3.) LQ has a "Zero reply" thread section. Meaning anytime someone asks a question and nobody has replied to it then it shows up there. You can access it by going to Quick Links > Zero Reply Threads.
Now to string my three points together. As a professional it is important to always keep up to date and learn on new and emerging technologies (as you may know). When you use those three points together it becomes and extremely powerful professional learning tool.
Step 1. Access the zero reply threads just for the heck of it. Look through there for topics that interest you (e.g. Apache, BIND/DNS, etc.).
Step 2. When you find an unanswered topic then be sure to subscribe to it.
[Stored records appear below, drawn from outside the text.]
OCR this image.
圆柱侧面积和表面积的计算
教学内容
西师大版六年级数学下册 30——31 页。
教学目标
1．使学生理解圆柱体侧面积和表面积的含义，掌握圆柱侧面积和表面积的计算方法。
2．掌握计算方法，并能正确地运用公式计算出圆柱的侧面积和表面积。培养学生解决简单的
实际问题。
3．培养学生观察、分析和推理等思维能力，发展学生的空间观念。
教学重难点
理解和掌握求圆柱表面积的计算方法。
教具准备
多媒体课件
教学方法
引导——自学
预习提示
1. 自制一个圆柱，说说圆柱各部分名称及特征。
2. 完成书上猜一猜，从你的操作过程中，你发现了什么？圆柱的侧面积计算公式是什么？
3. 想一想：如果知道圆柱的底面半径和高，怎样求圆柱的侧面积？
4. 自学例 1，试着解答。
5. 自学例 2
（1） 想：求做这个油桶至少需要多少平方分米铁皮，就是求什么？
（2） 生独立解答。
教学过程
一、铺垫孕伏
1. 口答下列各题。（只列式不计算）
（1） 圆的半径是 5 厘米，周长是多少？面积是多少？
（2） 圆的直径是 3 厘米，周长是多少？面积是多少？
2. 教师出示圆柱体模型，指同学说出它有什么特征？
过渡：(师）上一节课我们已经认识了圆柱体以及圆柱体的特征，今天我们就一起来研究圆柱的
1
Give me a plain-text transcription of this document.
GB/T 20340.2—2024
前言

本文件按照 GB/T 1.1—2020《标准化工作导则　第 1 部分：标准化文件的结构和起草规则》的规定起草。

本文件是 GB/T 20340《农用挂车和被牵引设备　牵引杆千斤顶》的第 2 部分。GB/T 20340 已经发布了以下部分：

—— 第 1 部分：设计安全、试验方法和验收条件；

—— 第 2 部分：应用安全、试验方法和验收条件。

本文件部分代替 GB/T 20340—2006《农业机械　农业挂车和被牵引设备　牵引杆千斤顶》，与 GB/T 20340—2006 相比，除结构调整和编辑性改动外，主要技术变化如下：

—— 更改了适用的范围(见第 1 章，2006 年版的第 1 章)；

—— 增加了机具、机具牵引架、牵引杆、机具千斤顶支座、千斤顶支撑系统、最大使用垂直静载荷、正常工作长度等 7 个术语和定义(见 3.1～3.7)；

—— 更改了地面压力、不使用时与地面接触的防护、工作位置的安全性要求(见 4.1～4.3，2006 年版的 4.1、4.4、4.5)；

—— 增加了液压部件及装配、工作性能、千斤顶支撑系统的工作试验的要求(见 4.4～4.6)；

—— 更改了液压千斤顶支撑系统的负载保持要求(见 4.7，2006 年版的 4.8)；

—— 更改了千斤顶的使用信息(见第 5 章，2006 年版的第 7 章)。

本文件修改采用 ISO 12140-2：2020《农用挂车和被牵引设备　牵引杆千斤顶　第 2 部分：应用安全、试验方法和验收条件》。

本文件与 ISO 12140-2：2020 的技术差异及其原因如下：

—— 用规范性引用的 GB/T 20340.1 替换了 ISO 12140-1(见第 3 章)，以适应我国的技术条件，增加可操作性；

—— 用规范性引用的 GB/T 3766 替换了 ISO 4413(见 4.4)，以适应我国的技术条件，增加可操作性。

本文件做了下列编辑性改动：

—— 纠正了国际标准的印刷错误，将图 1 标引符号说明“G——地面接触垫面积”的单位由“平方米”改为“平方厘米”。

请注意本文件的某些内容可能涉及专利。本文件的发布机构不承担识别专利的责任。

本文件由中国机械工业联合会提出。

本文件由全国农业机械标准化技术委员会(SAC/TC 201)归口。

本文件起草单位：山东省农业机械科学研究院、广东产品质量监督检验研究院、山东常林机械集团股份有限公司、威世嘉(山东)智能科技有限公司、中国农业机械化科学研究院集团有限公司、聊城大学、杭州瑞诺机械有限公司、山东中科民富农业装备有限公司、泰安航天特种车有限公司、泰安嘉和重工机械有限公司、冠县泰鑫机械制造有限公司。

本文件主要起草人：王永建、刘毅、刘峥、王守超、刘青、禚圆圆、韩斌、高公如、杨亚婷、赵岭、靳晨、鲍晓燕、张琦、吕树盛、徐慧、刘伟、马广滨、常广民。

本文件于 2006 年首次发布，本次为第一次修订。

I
Be sure to check back periodically to see what other forum members say about that technology.
Step 3. Google around yourself about the problem and see what you can learn about it (I even sometimes answer them if I know it after Googling extensively).
By following those three points and taking those steps you'll see and learn from the real world. This is far from the abstract learning you're used to in school and will take you very far in your career very quickly. Last year I doubled my salary (from $30k -> $60k) because I moved to Linux administration learning how the real world uses the technology together.
It's fun to think about and I've certainly benefited from this site (obviously) because I took the knowledge I learned here and turned it around moving into Linux system administration (was a scientific lab tech which was technically interesting but paid horribly). It's good to exercise your brain and LQ is a fun place to do that.